Like Sequim, New Plymouth has a temperate climate and lies near both mountains and sea. In 2222, one of its big industries is the growing of bamboo, a sustainable product that goes into paper, clothing and furniture. There’s also alligator-culture for hide and meat, by farmers who are not faint of heart.

For its power, the city harnesses the ocean, wind and sun, the students explained. And since there is a volcano nearby, it also has access to geothermal energy.

To prevent pollution, everything is built close together, within walking or bicycling distance, while the city has a bicycle-sharing program and a self-contained recycling system.

In addition to the scale model and presentation, the FutureCity project includes a computer simulation and essays — all products of the students’ imaginations as well as their developing skills as researchers and urban engineers.

‘Brainstormed ideas’

“We all brainstormed ideas for our city and worked together on the model,” Kirsch said. “If anyone had a good idea, we tried to work it in.”

Burke added that the students’ parents also collaborated on the project, providing materials and insight.

At Olympic Peninsula Academy, the Sequim School District’s program for home-schooled students, the class is billed as neither science nor a social studies, Burke added. The course is simply titled FutureCity.

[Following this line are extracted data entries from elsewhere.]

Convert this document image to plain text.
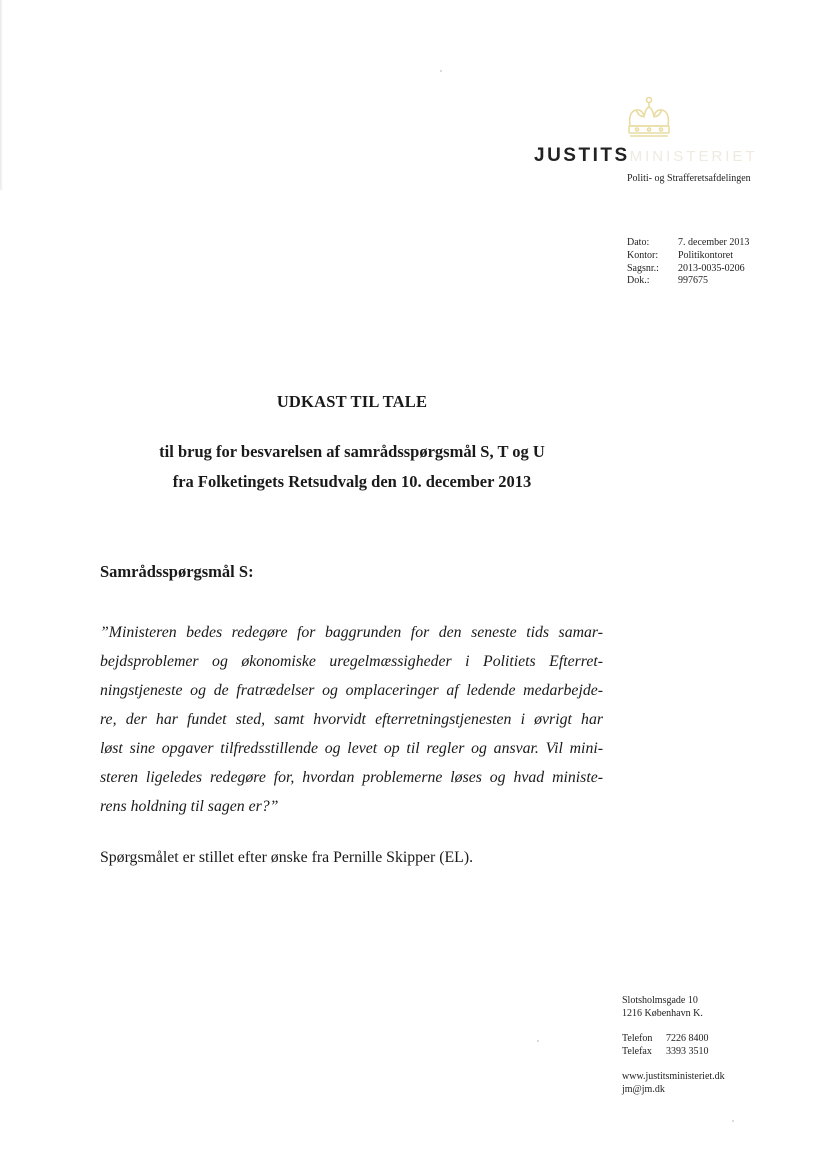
JUSTITSMINISTERIET
Politi- og Strafferetsafdelingen
Dato:	7. december 2013
Kontor:	Politikontoret
Sagsnr.:	2013-0035-0206
Dok.:	997675
UDKAST TIL TALE
til brug for besvarelsen af samrådsspørgsmål S, T og U
fra Folketingets Retsudvalg den 10. december 2013
Samrådsspørgsmål S:
”Ministeren bedes redegøre for baggrunden for den seneste tids samar-
bejdsproblemer og økonomiske uregelmæssigheder i Politiets Efterret-
ningstjeneste og de fratrædelser og omplaceringer af ledende medarbejde-
re, der har fundet sted, samt hvorvidt efterretningstjenesten i øvrigt har
løst sine opgaver tilfredsstillende og levet op til regler og ansvar. Vil mini-
steren ligeledes redegøre for, hvordan problemerne løses og hvad ministe-
rens holdning til sagen er?”
Spørgsmålet er stillet efter ønske fra Pernille Skipper (EL).
Slotsholmsgade 10
1216 København K.
Telefon	7226 8400
Telefax	3393 3510
www.justitsministeriet.dk
jm@jm.dk
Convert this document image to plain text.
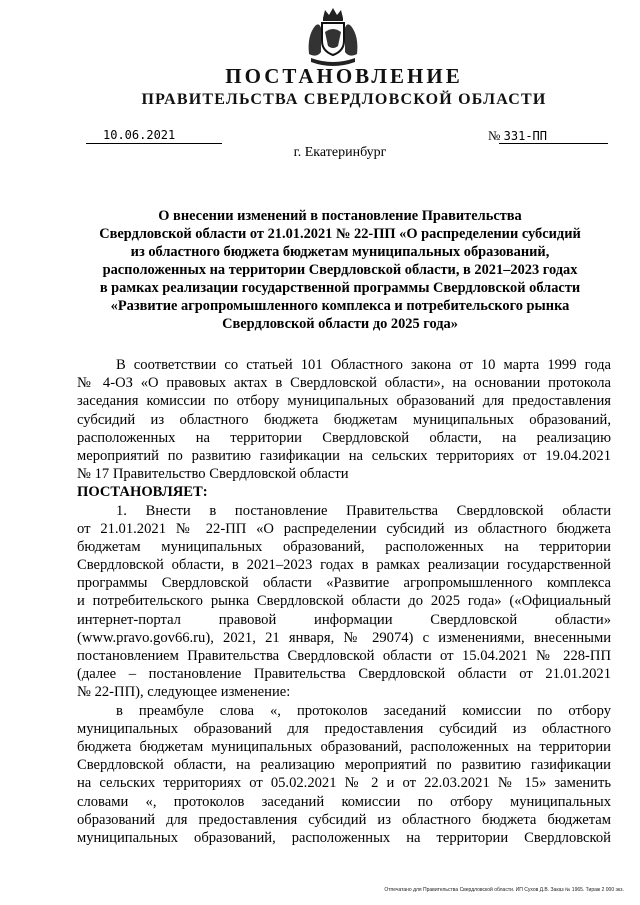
ПОСТАНОВЛЕНИЕ
ПРАВИТЕЛЬСТВА СВЕРДЛОВСКОЙ ОБЛАСТИ
10.06.2021	№ 331-ПП
г. Екатеринбург
О внесении изменений в постановление Правительства
Свердловской области от 21.01.2021 № 22-ПП «О распределении субсидий
из областного бюджета бюджетам муниципальных образований,
расположенных на территории Свердловской области, в 2021–2023 годах
в рамках реализации государственной программы Свердловской области
«Развитие агропромышленного комплекса и потребительского рынка
Свердловской области до 2025 года»
В соответствии со статьей 101 Областного закона от 10 марта 1999 года
№ 4-ОЗ «О правовых актах в Свердловской области», на основании протокола
заседания комиссии по отбору муниципальных образований для предоставления
субсидий из областного бюджета бюджетам муниципальных образований,
расположенных на территории Свердловской области, на реализацию
мероприятий по развитию газификации на сельских территориях от 19.04.2021
№ 17 Правительство Свердловской области
ПОСТАНОВЛЯЕТ:
1. Внести в постановление Правительства Свердловской области
от 21.01.2021 № 22-ПП «О распределении субсидий из областного бюджета
бюджетам муниципальных образований, расположенных на территории
Свердловской области, в 2021–2023 годах в рамках реализации государственной
программы Свердловской области «Развитие агропромышленного комплекса
и потребительского рынка Свердловской области до 2025 года» («Официальный
интернет-портал правовой информации Свердловской области»
(www.pravo.gov66.ru), 2021, 21 января, № 29074) с изменениями, внесенными
постановлением Правительства Свердловской области от 15.04.2021 № 228-ПП
(далее – постановление Правительства Свердловской области от 21.01.2021
№ 22-ПП), следующее изменение:
в преамбуле слова «, протоколов заседаний комиссии по отбору
муниципальных образований для предоставления субсидий из областного
бюджета бюджетам муниципальных образований, расположенных на территории
Свердловской области, на реализацию мероприятий по развитию газификации
на сельских территориях от 05.02.2021 № 2 и от 22.03.2021 № 15» заменить
словами «, протоколов заседаний комиссии по отбору муниципальных
образований для предоставления субсидий из областного бюджета бюджетам
муниципальных образований, расположенных на территории Свердловской
Отпечатано для Правительства Свердловской области. ИП Сухов Д.В. Заказ № 1965. Тираж 2 000 экз.
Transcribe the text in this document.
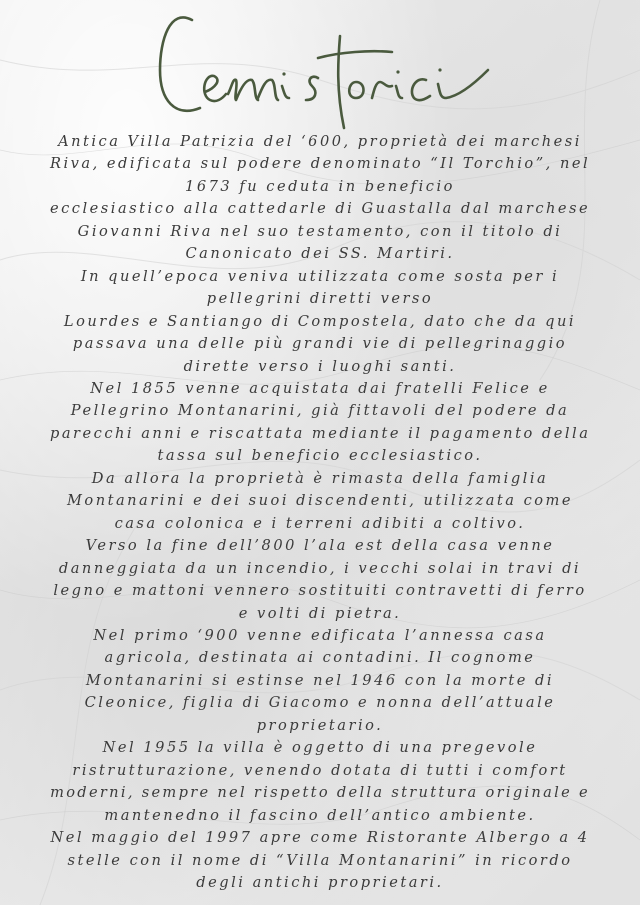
Antica Villa Patrizia del ‘600, proprietà dei marchesi
Riva, edificata sul podere denominato “Il Torchio”, nel
1673 fu ceduta in beneficio
ecclesiastico alla cattedarle di Guastalla dal marchese
Giovanni Riva nel suo testamento, con il titolo di
Canonicato dei SS. Martiri.
In quell’epoca veniva utilizzata come sosta per i
pellegrini diretti verso
Lourdes e Santiango di Compostela, dato che da qui
passava una delle più grandi vie di pellegrinaggio
dirette verso i luoghi santi.
Nel 1855 venne acquistata dai fratelli Felice e
Pellegrino Montanarini, già fittavoli del podere da
parecchi anni e riscattata mediante il pagamento della
tassa sul beneficio ecclesiastico.
Da allora la proprietà è rimasta della famiglia
Montanarini e dei suoi discendenti, utilizzata come
casa colonica e i terreni adibiti a coltivo.
Verso la fine dell’800 l’ala est della casa venne
danneggiata da un incendio, i vecchi solai in travi di
legno e mattoni vennero sostituiti contravetti di ferro
e volti di pietra.
Nel primo ‘900 venne edificata l’annessa casa
agricola, destinata ai contadini. Il cognome
Montanarini si estinse nel 1946 con la morte di
Cleonice, figlia di Giacomo e nonna dell’attuale
proprietario.
Nel 1955 la villa è oggetto di una pregevole
ristrutturazione, venendo dotata di tutti i comfort
moderni, sempre nel rispetto della struttura originale e
mantenedno il fascino dell’antico ambiente.
Nel maggio del 1997 apre come Ristorante Albergo a 4
stelle con il nome di “Villa Montanarini” in ricordo
degli antichi proprietari.
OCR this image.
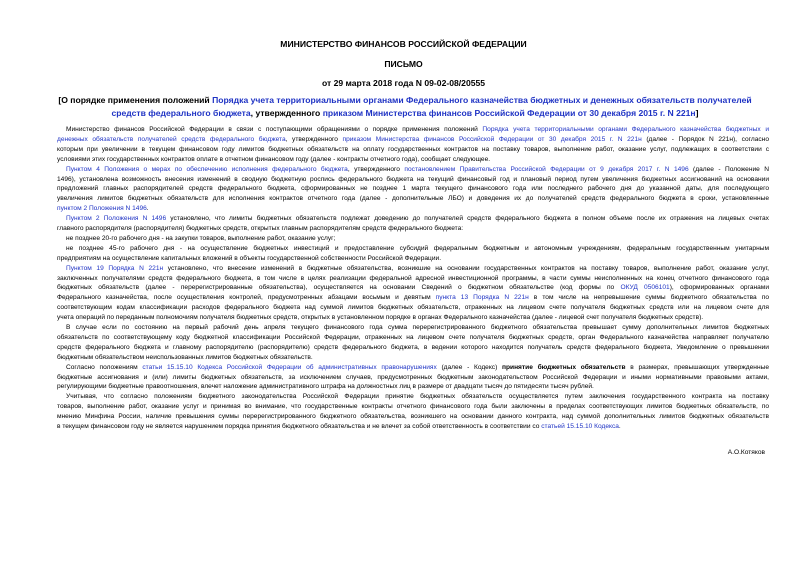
МИНИСТЕРСТВО ФИНАНСОВ РОССИЙСКОЙ ФЕДЕРАЦИИ
ПИСЬМО
от 29 марта 2018 года N 09-02-08/20555
[О порядке применения положений Порядка учета территориальными органами Федерального казначейства бюджетных и денежных обязательств получателей средств федерального бюджета, утвержденного приказом Министерства финансов Российской Федерации от 30 декабря 2015 г. N 221н]
Министерство финансов Российской Федерации в связи с поступающими обращениями о порядке применения положений Порядка учета территориальными органами Федерального казначейства бюджетных и
денежных обязательств получателей средств федерального бюджета, утвержденного приказом Министерства финансов Российской Федерации от 30 декабря 2015 г. N 221н (далее - Порядок N 221н), согласно
которым при увеличении в текущем финансовом году лимитов бюджетных обязательств на оплату государственных контрактов на поставку товаров, выполнение работ, оказание услуг, подлежащих в соответствии с
условиями этих государственных контрактов оплате в отчетном финансовом году (далее - контракты отчетного года), сообщает следующее.
Пунктом 4 Положения о мерах по обеспечению исполнения федерального бюджета, утвержденного постановлением Правительства Российской Федерации от 9 декабря 2017 г. N 1496 (далее - Положение N
1496), установлена возможность внесения изменений в сводную бюджетную роспись федерального бюджета на текущий финансовый год и плановый период путем увеличения бюджетных ассигнований на основании
предложений главных распорядителей средств федерального бюджета, сформированных не позднее 1 марта текущего финансового года или последнего рабочего дня до указанной даты, для последующего
увеличения лимитов бюджетных обязательств для исполнения контрактов отчетного года (далее - дополнительные ЛБО) и доведения их до получателей средств федерального бюджета в сроки, установленные
пунктом 2 Положения N 1496.
Пунктом 2 Положения N 1496 установлено, что лимиты бюджетных обязательств подлежат доведению до получателей средств федерального бюджета в полном объеме после их отражения на лицевых счетах
главного распорядителя (распорядителя) бюджетных средств, открытых главным распорядителям средств федерального бюджета:
не позднее 20-го рабочего дня - на закупки товаров, выполнение работ, оказание услуг;
не позднее 45-го рабочего дня - на осуществление бюджетных инвестиций и предоставление субсидий федеральным бюджетным и автономным учреждениям, федеральным государственным унитарным
предприятиям на осуществление капитальных вложений в объекты государственной собственности Российской Федерации.
Пунктом 19 Порядка N 221н установлено, что внесение изменений в бюджетные обязательства, возникшие на основании государственных контрактов на поставку товаров, выполнение работ, оказание услуг,
заключенных получателями средств федерального бюджета, в том числе в целях реализации федеральной адресной инвестиционной программы, в части суммы неисполненных на конец отчетного финансового года
бюджетных обязательств (далее - перерегистрированные обязательства), осуществляется на основании Сведений о бюджетном обязательстве (код формы по ОКУД 0506101), сформированных органами
Федерального казначейства, после осуществления контролей, предусмотренных абзацами восьмым и девятым пункта 13 Порядка N 221н в том числе на непревышение суммы бюджетного обязательства по
соответствующим кодам классификации расходов федерального бюджета над суммой лимитов бюджетных обязательств, отраженных на лицевом счете получателя бюджетных средств или на лицевом счете для
учета операций по переданным полномочиям получателя бюджетных средств, открытых в установленном порядке в органах Федерального казначейства (далее - лицевой счет получателя бюджетных средств).
В случае если по состоянию на первый рабочий день апреля текущего финансового года сумма перерегистрированного бюджетного обязательства превышает сумму дополнительных лимитов бюджетных
обязательств по соответствующему коду бюджетной классификации Российской Федерации, отраженных на лицевом счете получателя бюджетных средств, орган Федерального казначейства направляет получателю
средств федерального бюджета и главному распорядителю (распорядителю) средств федерального бюджета, в ведении которого находится получатель средств федерального бюджета, Уведомление о превышении
бюджетным обязательством неиспользованных лимитов бюджетных обязательств.
Согласно положениям статьи 15.15.10 Кодекса Российской Федерации об административных правонарушениях (далее - Кодекс) принятие бюджетных обязательств в размерах, превышающих утвержденные
бюджетные ассигнования и (или) лимиты бюджетных обязательств, за исключением случаев, предусмотренных бюджетным законодательством Российской Федерации и иными нормативными правовыми актами,
регулирующими бюджетные правоотношения, влечет наложение административного штрафа на должностных лиц в размере от двадцати тысяч до пятидесяти тысяч рублей.
Учитывая, что согласно положениям бюджетного законодательства Российской Федерации принятие бюджетных обязательств осуществляется путем заключения государственного контракта на поставку
товаров, выполнение работ, оказание услуг и принимая во внимание, что государственные контракты отчетного финансового года были заключены в пределах соответствующих лимитов бюджетных обязательств, по
мнению Минфина России, наличие превышения суммы перерегистрированного бюджетного обязательства, возникшего на основании данного контракта, над суммой дополнительных лимитов бюджетных обязательств
в текущем финансовом году не является нарушением порядка принятия бюджетного обязательства и не влечет за собой ответственность в соответствии со статьей 15.15.10 Кодекса.
А.О.Котяков
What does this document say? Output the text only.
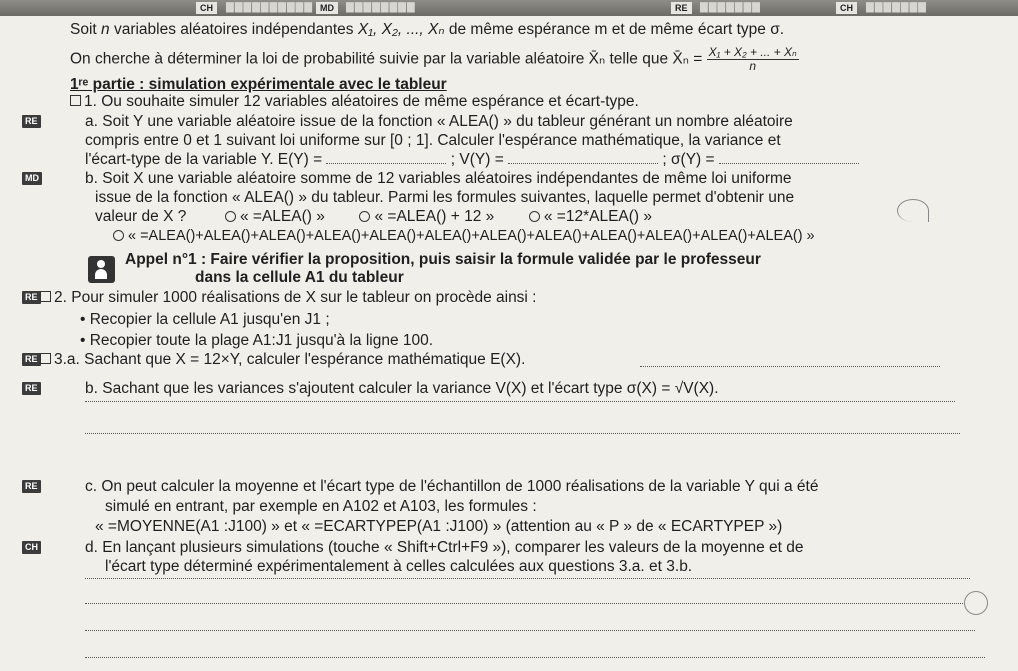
CH	▇▇▇▇▇▇▇▇▇▇ MD	▇▇▇▇▇▇▇▇	RE	▇▇▇▇▇▇▇	CH	▇▇▇▇▇▇▇
Soit n variables aléatoires indépendantes X₁, X₂, ..., Xₙ de même espérance m et de même écart type σ.
On cherche à déterminer la loi de probabilité suivie par la variable aléatoire X̄ₙ telle que X̄ₙ = $\frac{\text{X₁ + X₂ + ... + Xₙ}}{n}$
1ʳᵉ partie : simulation expérimentale avec le tableur
1. Ou souhaite simuler 12 variables aléatoires de même espérance et écart-type.
RE	a. Soit Y une variable aléatoire issue de la fonction « ALEA() » du tableur générant un nombre aléatoire
compris entre 0 et 1 suivant loi uniforme sur [0 ; 1]. Calculer l'espérance mathématique, la variance et
l'écart-type de la variable Y. E(Y) =	; V(Y) =	; σ(Y) =
MD	b. Soit X une variable aléatoire somme de 12 variables aléatoires indépendantes de même loi uniforme
issue de la fonction « ALEA() » du tableur. Parmi les formules suivantes, laquelle permet d'obtenir une
valeur de X ?	« =ALEA() »	« =ALEA() + 12 »	« =12*ALEA() »
« =ALEA()+ALEA()+ALEA()+ALEA()+ALEA()+ALEA()+ALEA()+ALEA()+ALEA()+ALEA()+ALEA()+ALEA() »
Appel n°1 : Faire vérifier la proposition, puis saisir la formule validée par le professeur
dans la cellule A1 du tableur
RE	2. Pour simuler 1000 réalisations de X sur le tableur on procède ainsi :
• Recopier la cellule A1 jusqu'en J1 ;
• Recopier toute la plage A1:J1 jusqu'à la ligne 100.
RE	3.a. Sachant que X = 12×Y, calculer l'espérance mathématique E(X).
RE	b. Sachant que les variances s'ajoutent calculer la variance V(X) et l'écart type σ(X) = √V(X).
RE	c. On peut calculer la moyenne et l'écart type de l'échantillon de 1000 réalisations de la variable Y qui a été
simulé en entrant, par exemple en A102 et A103, les formules :
« =MOYENNE(A1 :J100) » et « =ECARTYPEP(A1 :J100) » (attention au « P » de « ECARTYPEP »)
CH	d. En lançant plusieurs simulations (touche « Shift+Ctrl+F9 »), comparer les valeurs de la moyenne et de
l'écart type déterminé expérimentalement à celles calculées aux questions 3.a. et 3.b.
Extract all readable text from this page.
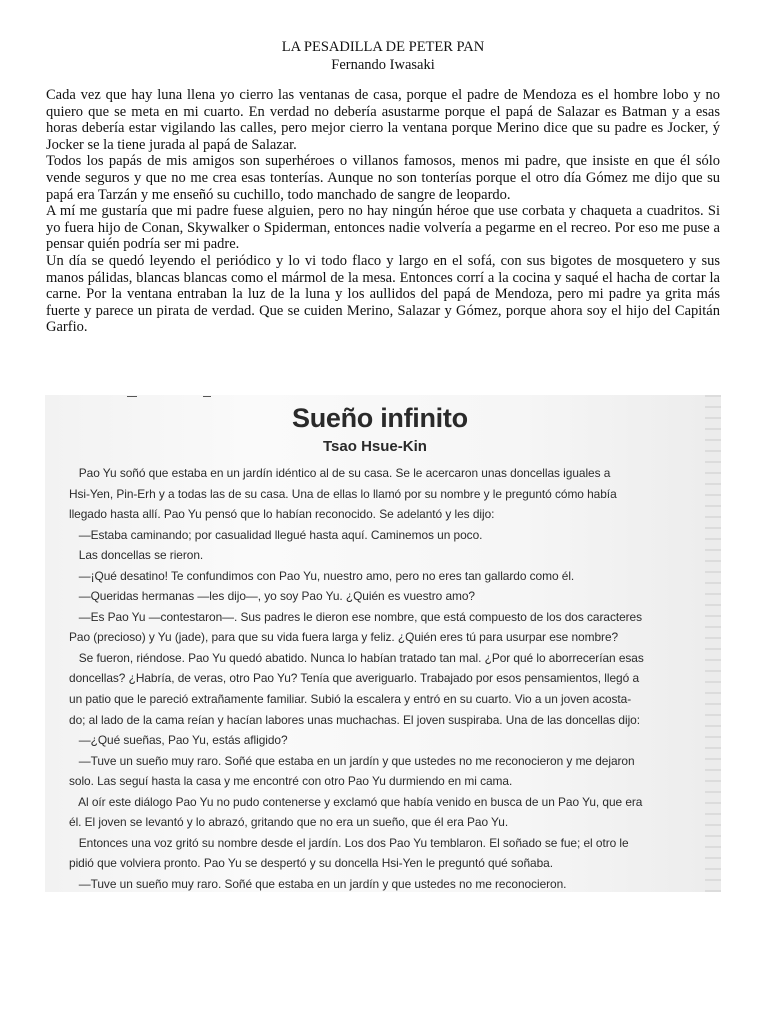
LA PESADILLA DE PETER PAN

Fernando Iwasaki

Cada vez que hay luna llena yo cierro las ventanas de casa, porque el padre de Mendoza es el hombre lobo y no quiero que se meta en mi cuarto. En verdad no debería asustarme porque el papá de Salazar es Batman y a esas horas debería estar vigilando las calles, pero mejor cierro la ventana porque Merino dice que su padre es Jocker, ý Jocker se la tiene jurada al papá de Salazar.

Todos los papás de mis amigos son superhéroes o villanos famosos, menos mi padre, que insiste en que él sólo vende seguros y que no me crea esas tonterías. Aunque no son tonterías porque el otro día Gómez me dijo que su papá era Tarzán y me enseñó su cuchillo, todo manchado de sangre de leopardo.

A mí me gustaría que mi padre fuese alguien, pero no hay ningún héroe que use corbata y chaqueta a cuadritos. Si yo fuera hijo de Conan, Skywalker o Spiderman, entonces nadie volvería a pegarme en el recreo. Por eso me puse a pensar quién podría ser mi padre.

Un día se quedó leyendo el periódico y lo vi todo flaco y largo en el sofá, con sus bigotes de mosquetero y sus manos pálidas, blancas blancas como el mármol de la mesa. Entonces corrí a la cocina y saqué el hacha de cortar la carne. Por la ventana entraban la luz de la luna y los aullidos del papá de Mendoza, pero mi padre ya grita más fuerte y parece un pirata de verdad. Que se cuiden Merino, Salazar y Gómez, porque ahora soy el hijo del Capitán Garfio.

Sueño infinito

Tsao Hsue-Kin

Pao Yu soñó que estaba en un jardín idéntico al de su casa. Se le acercaron unas doncellas iguales a

Hsi-Yen, Pin-Erh y a todas las de su casa. Una de ellas lo llamó por su nombre y le preguntó cómo había

llegado hasta allí. Pao Yu pensó que lo habían reconocido. Se adelantó y les dijo:

—Estaba caminando; por casualidad llegué hasta aquí. Caminemos un poco.

Las doncellas se rieron.

—¡Qué desatino! Te confundimos con Pao Yu, nuestro amo, pero no eres tan gallardo como él.

—Queridas hermanas —les dijo—, yo soy Pao Yu. ¿Quién es vuestro amo?

—Es Pao Yu —contestaron—. Sus padres le dieron ese nombre, que está compuesto de los dos caracteres

Pao (precioso) y Yu (jade), para que su vida fuera larga y feliz. ¿Quién eres tú para usurpar ese nombre?

Se fueron, riéndose. Pao Yu quedó abatido. Nunca lo habían tratado tan mal. ¿Por qué lo aborrecerían esas

doncellas? ¿Habría, de veras, otro Pao Yu? Tenía que averiguarlo. Trabajado por esos pensamientos, llegó a

un patio que le pareció extrañamente familiar. Subió la escalera y entró en su cuarto. Vio a un joven acosta-

do; al lado de la cama reían y hacían labores unas muchachas. El joven suspiraba. Una de las doncellas dijo:

—¿Qué sueñas, Pao Yu, estás afligido?

—Tuve un sueño muy raro. Soñé que estaba en un jardín y que ustedes no me reconocieron y me dejaron

solo. Las seguí hasta la casa y me encontré con otro Pao Yu durmiendo en mi cama.

Al oír este diálogo Pao Yu no pudo contenerse y exclamó que había venido en busca de un Pao Yu, que era

él. El joven se levantó y lo abrazó, gritando que no era un sueño, que él era Pao Yu.

Entonces una voz gritó su nombre desde el jardín. Los dos Pao Yu temblaron. El soñado se fue; el otro le

pidió que volviera pronto. Pao Yu se despertó y su doncella Hsi-Yen le preguntó qué soñaba.

—Tuve un sueño muy raro. Soñé que estaba en un jardín y que ustedes no me reconocieron.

“It’s a good exercise,” to look into the future and imagine a healthy city, he said. “I like that they’re given a blank slate.”

Thirteen teams competed at Seattle Center this year, said FutureCity Competition spokeswoman Tanya Panomvana.

The second-place winners came from the St. Patrick School in Pasco, while Three Rivers Homelink school in Richland took first place, so its students will travel to Washington, D.C., for the national FutureCity contest during National Engineers Week from Feb. 13 through 16.